Ah, linked list corruption. That's what my guess was going to be based on looking at the code.

absolutely, i am the suck. i'll have it fixed in 10min, but you're welcome to race if you'd like =]. SHOULDA USED RUST.

dankamongmen commented 3 years ago

and by the way i can't thank you and @Ikke enough, nor the rest of Alpine. i've no idea why yours is the only config that caught this, but you've done me a tremendous service.

dankamongmen commented 3 years ago

ok yeah, in ncplane_reparent() we're improperly splicing the reparented plane's children into the pile's root list. stupid me!

kaniini commented 3 years ago

musl's malloc-ng malloc implementation catches a lot of bugs like these. if you're interested, i could set up alpine-based CI using github actions.

dankamongmen commented 3 years ago

musl's malloc-ng malloc implementation catches a lot of bugs like these. if you're interested, i could set up alpine-based CI using github actions.

i've got a ci server at https://drone.dsscaw.com:4443/ (or i did, anyway; it apparently has stopped), that i've been meaning to throw alpine onto. the musl observation is a compelling one. certainly don't let me stop you from setting up whatever you'd like, of course, but yeah throwing an alpine build into .drone.yml sounds like a great idea.

dankamongmen commented 3 years ago

with that said, if you're offering to do this because you're interested in getting involved with notcurses, i'd be delighted to have you aboard, and am happy to let you take over whatever you'd like.

dankamongmen commented 3 years ago

i've got a fix for this. valgrind now runs clear.

kaniini commented 3 years ago

I do have some interest in notcurses; for example I am interested in using it as a basis for a replacement Alpine installer, modelled after FreeBSD's bsdinstall.

dankamongmen commented 3 years ago

I do have some interest in notcurses; for example I am interested in using it as a basis for a replacement Alpine installer, modelled after FreeBSD's bsdinstall.

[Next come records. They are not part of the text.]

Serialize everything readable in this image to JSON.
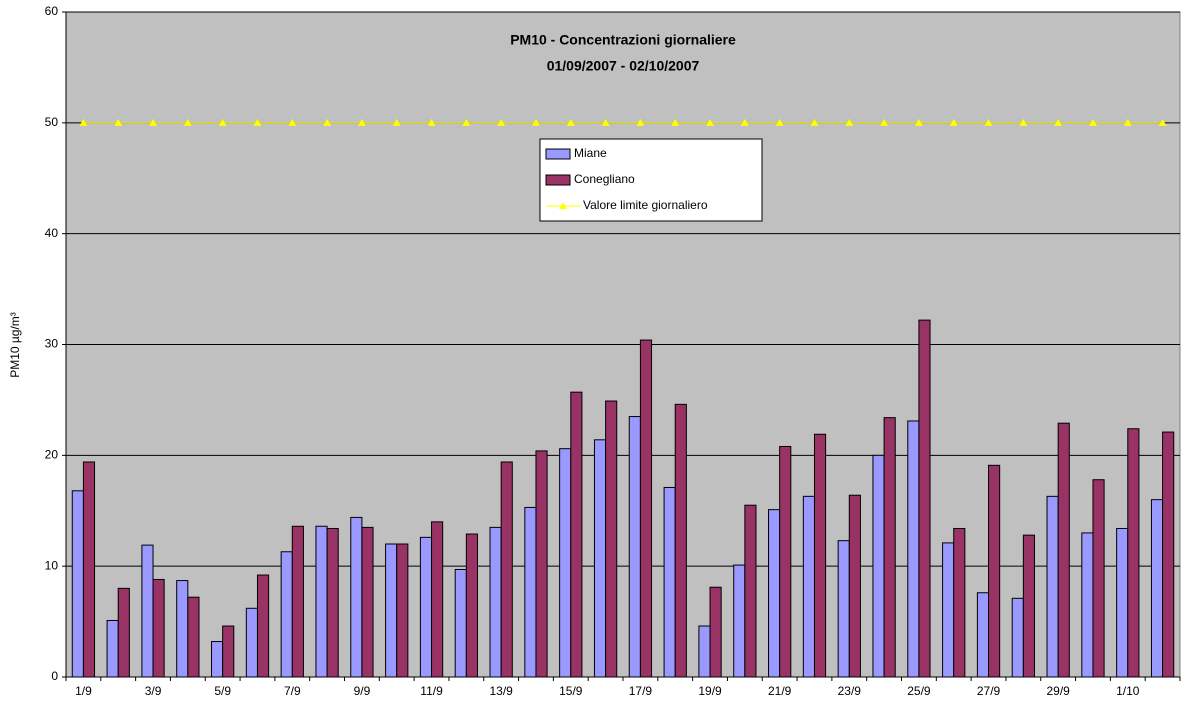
{
  "chart_data": {
    "type": "bar",
    "title": "PM10 - Concentrazioni giornaliere",
    "subtitle": "01/09/2007 - 02/10/2007",
    "y_label": "PM10 µg/m³",
    "categories": [
      "1/9",
      null,
      "3/9",
      null,
      "5/9",
      null,
      "7/9",
      null,
      "9/9",
      null,
      "11/9",
      null,
      "13/9",
      null,
      "15/9",
      null,
      "17/9",
      null,
      "19/9",
      null,
      "21/9",
      null,
      "23/9",
      null,
      "25/9",
      null,
      "27/9",
      null,
      "29/9",
      null,
      "1/10",
      null
    ],
    "series": [
      {
        "name": "Miane",
        "color": "#9999ff",
        "values": [
          16.8,
          5.1,
          11.9,
          8.7,
          3.2,
          6.2,
          11.3,
          13.6,
          14.4,
          12.0,
          12.6,
          9.7,
          13.5,
          15.3,
          20.6,
          21.4,
          23.5,
          17.1,
          4.6,
          10.1,
          15.1,
          16.3,
          12.3,
          20.0,
          23.1,
          12.1,
          7.6,
          7.1,
          16.3,
          13.0,
          13.4,
          16.0
        ]
      },
      {
        "name": "Conegliano",
        "color": "#993366",
        "values": [
          19.4,
          8.0,
          8.8,
          7.2,
          4.6,
          9.2,
          13.6,
          13.4,
          13.5,
          12.0,
          14.0,
          12.9,
          19.4,
          20.4,
          25.7,
          24.9,
          30.4,
          24.6,
          8.1,
          15.5,
          20.8,
          21.9,
          16.4,
          23.4,
          32.2,
          13.4,
          19.1,
          12.8,
          22.9,
          17.8,
          22.4,
          22.1
        ]
      },
      {
        "name": "Valore limite giornaliero",
        "type": "line",
        "color": "#ffff00",
        "values": [
          50,
          50,
          50,
          50,
          50,
          50,
          50,
          50,
          50,
          50,
          50,
          50,
          50,
          50,
          50,
          50,
          50,
          50,
          50,
          50,
          50,
          50,
          50,
          50,
          50,
          50,
          50,
          50,
          50,
          50,
          50,
          50
        ]
      }
    ],
    "ylim": [
      0,
      60
    ],
    "yticks": [
      0,
      10,
      20,
      30,
      40,
      50,
      60
    ],
    "grid": true
  }
}
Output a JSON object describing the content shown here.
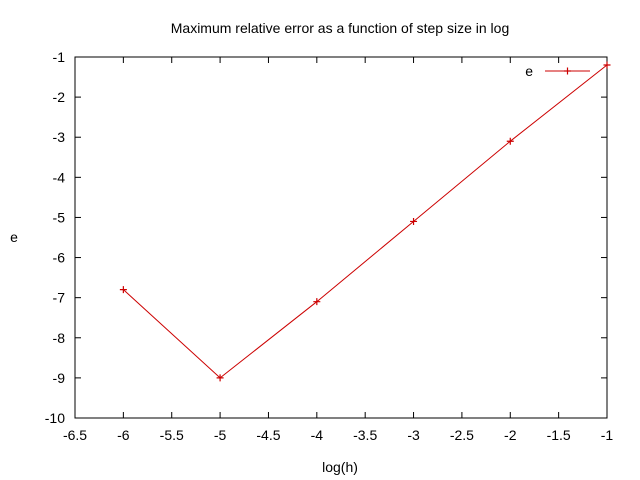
{
  "chart_data": {
    "type": "line",
    "title": "Maximum relative error as a function of step size in log",
    "xlabel": "log(h)",
    "ylabel": "e",
    "xlim": [
      -6.5,
      -1
    ],
    "ylim": [
      -10,
      -1
    ],
    "xticks": [
      "-6.5",
      "-6",
      "-5.5",
      "-5",
      "-4.5",
      "-4",
      "-3.5",
      "-3",
      "-2.5",
      "-2",
      "-1.5",
      "-1"
    ],
    "yticks": [
      "-10",
      "-9",
      "-8",
      "-7",
      "-6",
      "-5",
      "-4",
      "-3",
      "-2",
      "-1"
    ],
    "grid": false,
    "legend": "top-right",
    "series": [
      {
        "name": "e",
        "color": "#cc0000",
        "marker": "plus",
        "x": [
          -6,
          -5,
          -4,
          -3,
          -2,
          -1
        ],
        "y": [
          -6.8,
          -9.0,
          -7.1,
          -5.1,
          -3.1,
          -1.2
        ]
      }
    ]
  }
}
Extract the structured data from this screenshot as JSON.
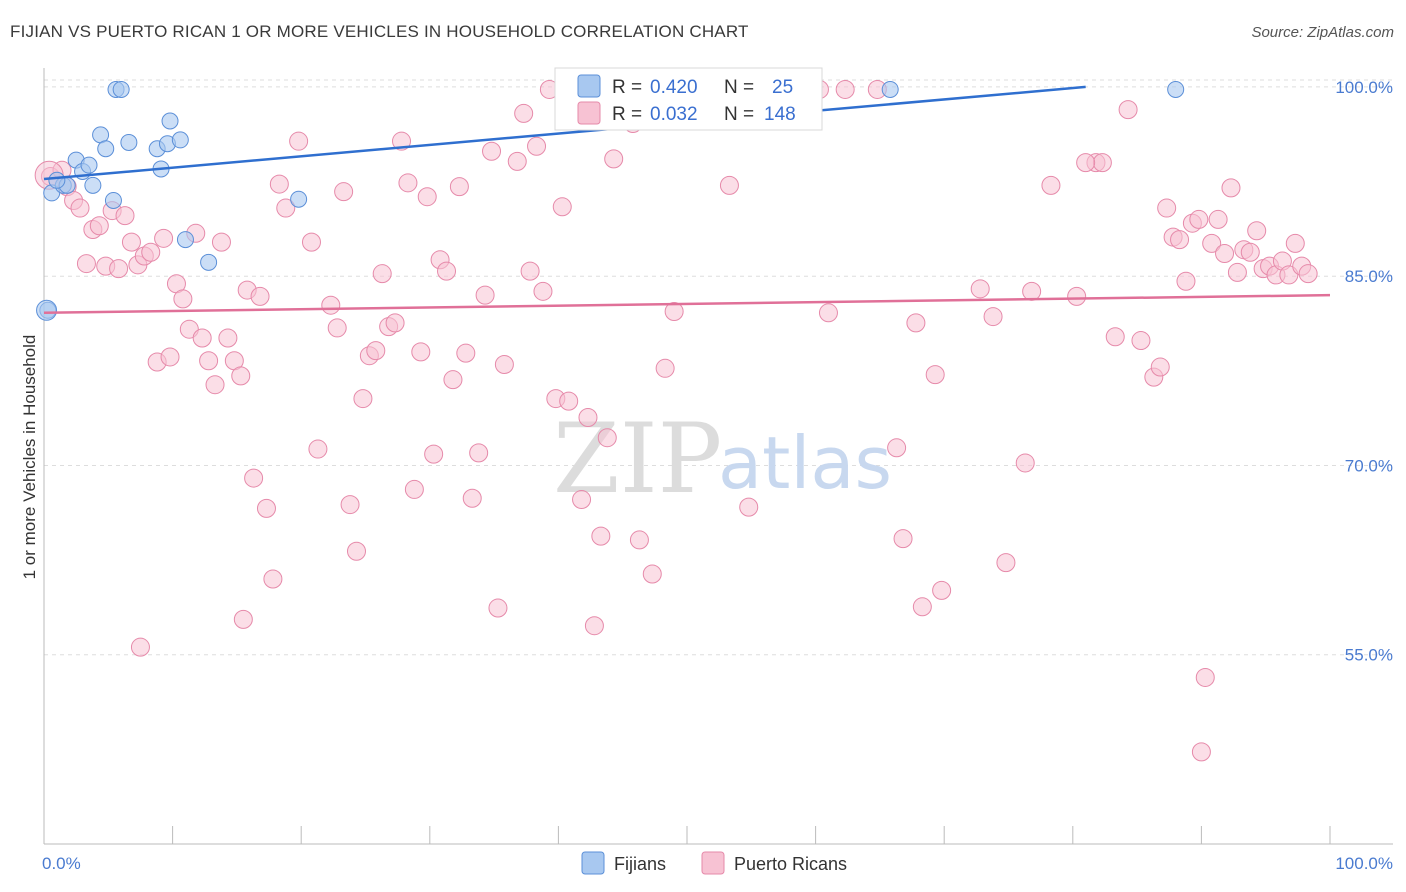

well i've no idea as to what kind of time you want to put into it, but so long as you don't go committing into my C core without letting me know =], i'm happy to make you a collaborator. alternatively, you can just send PRs and know you're on the fast track for approval, heh =]. i'm honored to have people of your competence interested in my humble little project, and @joseluis can hopefully vouch for my willingness to explain my mysterious/inscrutable codes and comments via mail.

dankamongmen commented 3 years ago

also, i'm delighted to hear of potential use in an alpine installer. feel free to hit me at nickblack@linux.com with any questions you run into, and be liberal with the feature request button. 2.1.1 adds progress bars (already visible in the allgraph and uniblock demos from head), and if tree-based selectors would be useful, i can move up #1164 .

kaniini commented 3 years ago
>>> notcurses: Build complete at Wed, 16 Dec 2020 07:30:04 +0000 elapsed time 0h 5m 11s

Looks like we've got it this time.

dankamongmen commented 3 years ago
>>> notcurses: Build complete at Wed, 16 Dec 2020 07:30:04 +0000 elapsed time 0h 5m 11s

Looks like we've got it this time.

boom! definitely a team effort. thank you for restoring a bit of my faith in humanity and free software.